Белки синтезируются на рибосомах, которые состоят из нескольких белков и так называемой рибосомной ДНК. Как рибосомные белки, так и рибосомная РНК кодируются ДНК и предохраняются от мутаций естественным отбором. Вёзе понял, что из всех функциональных элементов клетки гены рибосомной РНК являются наилучшим кандидатом на роль «краеугольного камня» — абсолютно необходимого компонента клетки — и, следовательно, не должны подвергаться мутациям и передаваться путем горизонтального переноса.
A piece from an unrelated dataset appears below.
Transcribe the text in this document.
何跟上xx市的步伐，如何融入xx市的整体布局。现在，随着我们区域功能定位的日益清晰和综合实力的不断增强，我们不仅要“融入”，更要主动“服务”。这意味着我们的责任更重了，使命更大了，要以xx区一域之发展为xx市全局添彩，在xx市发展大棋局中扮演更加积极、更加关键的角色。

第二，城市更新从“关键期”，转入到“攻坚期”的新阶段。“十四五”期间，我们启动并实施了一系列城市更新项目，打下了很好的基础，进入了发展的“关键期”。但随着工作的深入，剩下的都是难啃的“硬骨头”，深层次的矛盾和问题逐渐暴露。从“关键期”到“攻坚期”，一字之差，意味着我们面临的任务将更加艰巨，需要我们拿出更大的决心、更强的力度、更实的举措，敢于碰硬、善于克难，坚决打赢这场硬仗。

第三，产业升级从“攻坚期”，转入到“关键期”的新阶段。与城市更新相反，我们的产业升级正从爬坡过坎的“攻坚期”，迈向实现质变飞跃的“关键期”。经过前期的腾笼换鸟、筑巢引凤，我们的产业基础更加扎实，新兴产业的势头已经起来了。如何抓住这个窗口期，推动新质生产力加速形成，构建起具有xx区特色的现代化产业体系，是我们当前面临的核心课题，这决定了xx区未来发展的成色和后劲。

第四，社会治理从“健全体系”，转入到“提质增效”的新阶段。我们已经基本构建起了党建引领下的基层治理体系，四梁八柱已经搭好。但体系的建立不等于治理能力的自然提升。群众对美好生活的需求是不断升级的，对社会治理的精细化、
Более того, поскольку последовательность нуклеотидов в рибосомной РНК является точной репликой гена, последовательности рибосомной РНК можно сравнивать непосредственно между собой, не возвращаясь к последовательностям генов. В 1960-х и 1970-х гг. сделать это было невозможно, а рибосомную РНК гораздо легче выделить и секвенировать, чем последовательность соответствующего гена. Итак, в качестве рулетки для измерения эволюционного родства Вёзе выбрал рибосомную РНК. Он стал сравнивать последовательности рибосомных РНК, имевшиеся в его лаборатории и описанные в литературе, и на основе этих данных построил карту генетических связей между всеми формами жизни. За решение этой сложной задачи взялись сразу несколько исследовательских групп.